Tuesday, May 31, 2011

Data Visualization with GIS - Part One

While archaeologists traditionally rely on survey techniques such as shovel testing in order to locate sites, the decision about where to excavate blocks and trenches of test units is not a wild guess. In fact, the ongoing investigation at Arcadia benefits considerably from powerful site-prediction tools and methods designed to get the most out of the data we recover while simultaneously streamlining the interpretive process.




Remember when Indiana Jones said that "We don't follow maps to buried treasure, and X never, ever marks the spot?"
Never, ever listen to what this guy has to say about Archaeology.


The lab at the Archaeology Institute has been sorting and cataloging the artifacts recovered from shovel testing since the first field survey at Arcadia and has built a database that can be queried according to various "typologies." In order to say anything meaningful about the people who lived and worked at the village, it is important that we clearly establish the criteria for sorting and grouping the artifacts that we recover beforehand, so our database is capable of a variety of different approaches. One useful typology is Stanley South's artifact group model, which organizes artifacts according to their basic functions, such as "Kitchen," Personal," or "Architecture." Armed with this data, we can present it in useful ways through Geographic Information Systems software such as ESRI's ArcMap and ArcScene in a technique known as data visualization.

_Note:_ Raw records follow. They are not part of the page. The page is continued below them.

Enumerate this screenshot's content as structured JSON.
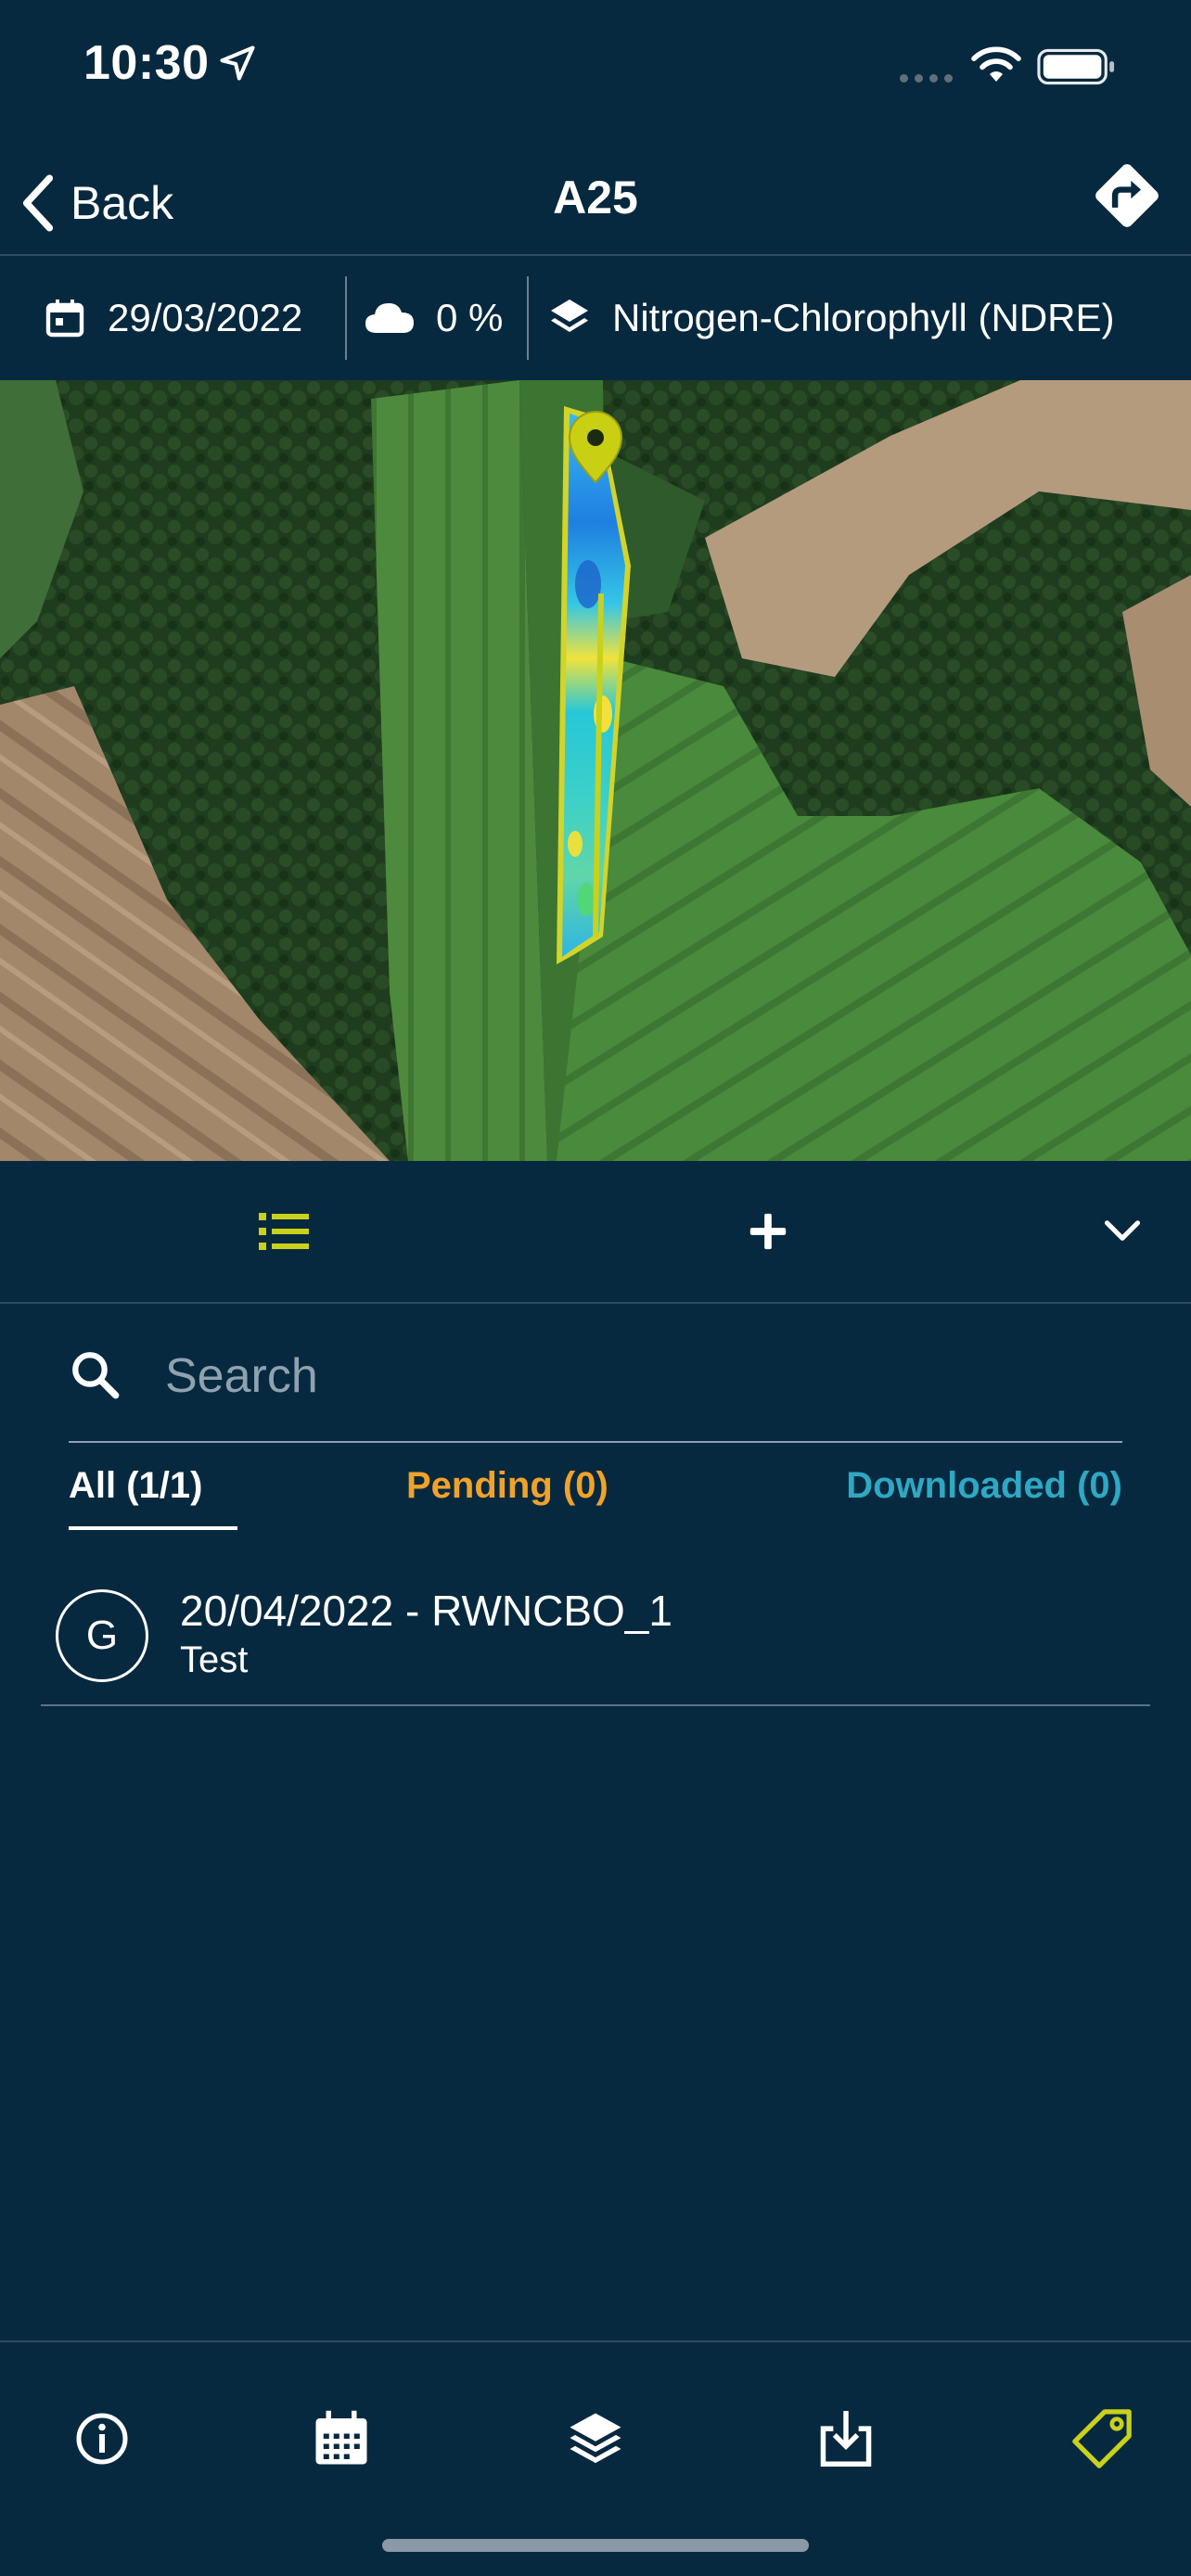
{
  "status_bar": {
    "time": "10:30"
  },
  "nav": {
    "back_label": "Back",
    "title": "A25"
  },
  "filters": {
    "date": "29/03/2022",
    "cloud_cover": "0 %",
    "layer": "Nitrogen-Chlorophyll (NDRE)"
  },
  "search": {
    "placeholder": "Search"
  },
  "tabs": {
    "all": "All (1/1)",
    "pending": "Pending (0)",
    "downloaded": "Downloaded (0)"
  },
  "list": {
    "items": [
      {
        "avatar": "G",
        "title": "20/04/2022 - RWNCBO_1",
        "subtitle": "Test"
      }
    ]
  },
  "colors": {
    "background": "#07293f",
    "accent": "#c9d11b",
    "pending": "#f0a229",
    "downloaded": "#2ea8c3"
  },
  "icons": {
    "status": [
      "location-arrow-icon",
      "signal-icon",
      "wifi-icon",
      "battery-icon"
    ],
    "nav": [
      "chevron-left-icon",
      "directions-icon"
    ],
    "filters": [
      "calendar-icon",
      "cloud-icon",
      "layers-icon"
    ],
    "toolbar": [
      "list-icon",
      "plus-icon",
      "chevron-down-icon"
    ],
    "bottom": [
      "info-icon",
      "calendar-grid-icon",
      "layers-icon",
      "download-icon",
      "tag-icon"
    ]
  }
}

This is a three-dimensional representation of the results of a preliminary statistical model for artifact distribution. The sample data consists of the combined count of all cultural material recovered from Area A shovel tests in 2009, as shown by the triangles. By applying a technique called "interpolation," the software uses a mathematical equation that predicts the artifact counts at any given point in the sample area; Basically, the computer is told to predict what might be in a shovel test before we dig it. This is represented in the diagram both in color (Red means higher counts) and in height.

With the help of maps created with the help of GIS software, deciding where to excavate test units is literally as simple as looking up the locations that contain high predicted counts, cross-checking it with remote sensing anomalies (In both images, they are the red and blue lines,) and laying them out with the total station. Indy never had it this good.